Walter was raised by elderly family matriarchs and learned from oral histories at a young age that his ancestors included both aristocratic European slave owners and enslaved people of African descent. During Walter's youth, Antigua was a society divided along racial lines, and the reality of mixed-race families created outside of marriage was largely considered private knowledge and often lost through the generations.

In his youth, Walter's education and professional trajectory defied the statistical challenges facing young men of colour in 1930s Antigua, and the identity that he constructed was heavily influenced by his awareness of his aristocratic European forebears. Later in life, Walter became tormented by his descent from white slave owners, enslaved women, and illegitimate mixed-race children.

== Life in Europe ==

Walter was offered the opportunity to manage the entire Antiguan Sugar Syndicate in 1953, but he turned down this job to embark on what was intended to be a ten-year industrial Grand Tour of Great Britain and Europe. He was motivated by a desire to engage new technologies to alleviate the poverty of his fellow black countrymen, and wanted to introduce the latest European and British innovation in mining and agriculture to Antigua.

From 1953 to 1961, Walter spent eight years travelling in Europe and the UK struggling with a race-based caste system that relegated him to the menial role of unskilled labourer. During an interview for his first job in London, he proudly stated his role as manager. The employer rebuffed, "We don't have tropical sugar plantations in England", and offered him a job to clean the floors. Walter suffered from poverty resulting from subsistence wages, but continued to pursue his academic interests by studying in Europe's metropolitan libraries. During this period, Walter actively researched his family history and studied various aristocratic family trees. He became obsessed with his heritage, inventing connections to the regents of Britain and Europe—crowning himself as the 7th Prince of the West Indies, Lord of Follies and the Ding-a-Ding Nook. It is interesting to note that Follies and Ding-a-Ding Nook are the names of plantations owned by his white Antiguan ancestors.

The complexities of Walter's mixed-race identity and his frustrations with postcolonial society became increasingly apparent during his eight years in Europe and the UK. However, painting, writing, and time spent in the natural world provided solace, and memories of these environments were the subject of much of his art for the next sixty years of his life.

== Life in Dominica ==
When Walter arrived in Antigua in 1961, the sugar industry was on the brink of collapse. He relocated to the nearby island of Dominica, and applied for and received a land grant from the government. He named his 25-acre agricultural estate Mount Olympus and spent five years clearing the land by hand to create a sustainable and productive acreage. He selectively removed the canopy of bois diable trees to allow sunlight and air for fruit trees and vegetables. Using kilns, he repurposed these cleared materials as charcoal to make a viable local energy source he shared with his neighbors.
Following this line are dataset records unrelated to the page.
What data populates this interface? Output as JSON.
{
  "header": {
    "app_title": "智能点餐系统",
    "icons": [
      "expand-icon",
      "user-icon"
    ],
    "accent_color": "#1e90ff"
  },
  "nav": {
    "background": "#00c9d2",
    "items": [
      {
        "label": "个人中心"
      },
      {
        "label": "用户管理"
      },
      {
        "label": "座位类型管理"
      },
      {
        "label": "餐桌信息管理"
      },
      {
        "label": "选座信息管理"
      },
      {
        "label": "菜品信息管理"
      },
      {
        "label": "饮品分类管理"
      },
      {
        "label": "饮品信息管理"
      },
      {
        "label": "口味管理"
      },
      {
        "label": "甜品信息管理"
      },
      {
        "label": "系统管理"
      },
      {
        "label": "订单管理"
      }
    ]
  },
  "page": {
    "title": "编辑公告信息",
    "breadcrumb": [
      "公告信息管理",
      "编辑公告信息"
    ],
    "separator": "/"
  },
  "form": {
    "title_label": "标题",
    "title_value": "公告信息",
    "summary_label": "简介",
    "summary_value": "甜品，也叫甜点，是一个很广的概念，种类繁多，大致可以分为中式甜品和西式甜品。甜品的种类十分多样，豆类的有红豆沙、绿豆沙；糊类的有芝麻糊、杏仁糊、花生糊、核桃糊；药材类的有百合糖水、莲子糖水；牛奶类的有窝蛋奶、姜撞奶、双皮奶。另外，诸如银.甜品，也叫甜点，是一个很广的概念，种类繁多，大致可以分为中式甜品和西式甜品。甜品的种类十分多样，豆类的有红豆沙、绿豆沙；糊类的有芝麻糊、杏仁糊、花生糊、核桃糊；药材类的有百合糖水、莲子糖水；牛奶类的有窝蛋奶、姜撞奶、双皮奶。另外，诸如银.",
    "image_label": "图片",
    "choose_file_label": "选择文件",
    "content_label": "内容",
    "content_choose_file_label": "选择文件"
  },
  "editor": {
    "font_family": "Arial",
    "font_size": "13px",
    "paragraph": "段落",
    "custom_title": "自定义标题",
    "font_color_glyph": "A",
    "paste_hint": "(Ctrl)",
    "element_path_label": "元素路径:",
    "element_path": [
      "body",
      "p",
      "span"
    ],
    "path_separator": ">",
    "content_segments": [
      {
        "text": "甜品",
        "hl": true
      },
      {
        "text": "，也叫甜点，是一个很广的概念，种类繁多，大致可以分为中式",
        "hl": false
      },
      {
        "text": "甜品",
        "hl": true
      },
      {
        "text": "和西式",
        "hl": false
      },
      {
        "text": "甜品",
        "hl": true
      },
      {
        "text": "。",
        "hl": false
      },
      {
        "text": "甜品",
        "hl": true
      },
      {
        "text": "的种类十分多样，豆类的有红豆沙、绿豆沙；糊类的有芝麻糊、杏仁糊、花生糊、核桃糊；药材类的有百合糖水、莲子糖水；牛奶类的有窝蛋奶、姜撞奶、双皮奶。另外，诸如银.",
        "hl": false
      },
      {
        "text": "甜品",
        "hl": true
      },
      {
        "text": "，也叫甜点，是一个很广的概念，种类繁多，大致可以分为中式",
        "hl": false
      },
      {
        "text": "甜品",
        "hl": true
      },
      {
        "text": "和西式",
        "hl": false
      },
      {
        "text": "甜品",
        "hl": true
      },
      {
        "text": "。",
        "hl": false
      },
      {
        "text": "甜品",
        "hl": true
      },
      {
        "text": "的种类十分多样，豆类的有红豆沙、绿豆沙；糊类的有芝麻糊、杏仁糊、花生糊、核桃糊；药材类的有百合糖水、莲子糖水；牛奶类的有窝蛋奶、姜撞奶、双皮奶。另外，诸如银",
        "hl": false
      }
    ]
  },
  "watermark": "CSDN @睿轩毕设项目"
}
During this time, Walter continued to write poetry and prose, and also began to sculpt figures using wood harvested from his estate in a style that was likely inspired by the traditions of the Caribbean Arawak and African Dogon peoples.

Once Mount Olympus was prepared for planting in 1968, the government confiscated it from Walter. He was bereft at his loss and returned to Antigua.

== Seclusion in Antigua ==
In the late 1960s, Walter became involved in politics and wrote manifestos for the Antigua and Barbuda National Democratic Party. In 1971, he ran and was defeated by his relation, Sir George Walter, in Antigua's race for prime minister. Frank Walter chose to retire from public life and dedicate himself to his art practice in small studios in central St. John's. He worked as a photographer and a painter during this period, selling mostly small Polaroid photographs and tiny paintings of letters of the alphabet and landscape to tourists. No one knew of his larger-scale abstract and figurative paintings, which were done in secret, and stored for a large-scale exhibition that he planned but was never realized.

In 1993, Walter designed and built a house and art studio in the picturesque countryside above Falmouth Harbour, where he lived in peaceful isolation until his death in 2009. He sited the structures to enjoy spectacular views of Sugarloaf Mountain, Monk's Hill, Falmouth Harbour, and the sea, and dwelt in close proximity to nature. Without running water or electricity, Walter grew much of his own food, and lived near his relations who were organic farmers. His home was filled with paintings and sculpture that he made in secrecy and carefully arranged in his house. He was also surrounded by stacks of books on philosophy, law, history, botany, and heraldry. Walter's creative process relied on a multidisciplinary approach and a collection of curio to generate what Walter Benjamin identified in his 1931 essay "Unpacking My Library" as a "dialectical tension between the poles of order and disorder".

While he revered his paintings, Walter's sculptures held a talismanic power for him. They were kept close to him and never for sale to anyone as he believed they connected him to another world. He depicted figures as varied as ancient Arawak people, Antiguan farmers, European royalty, and men from outer space.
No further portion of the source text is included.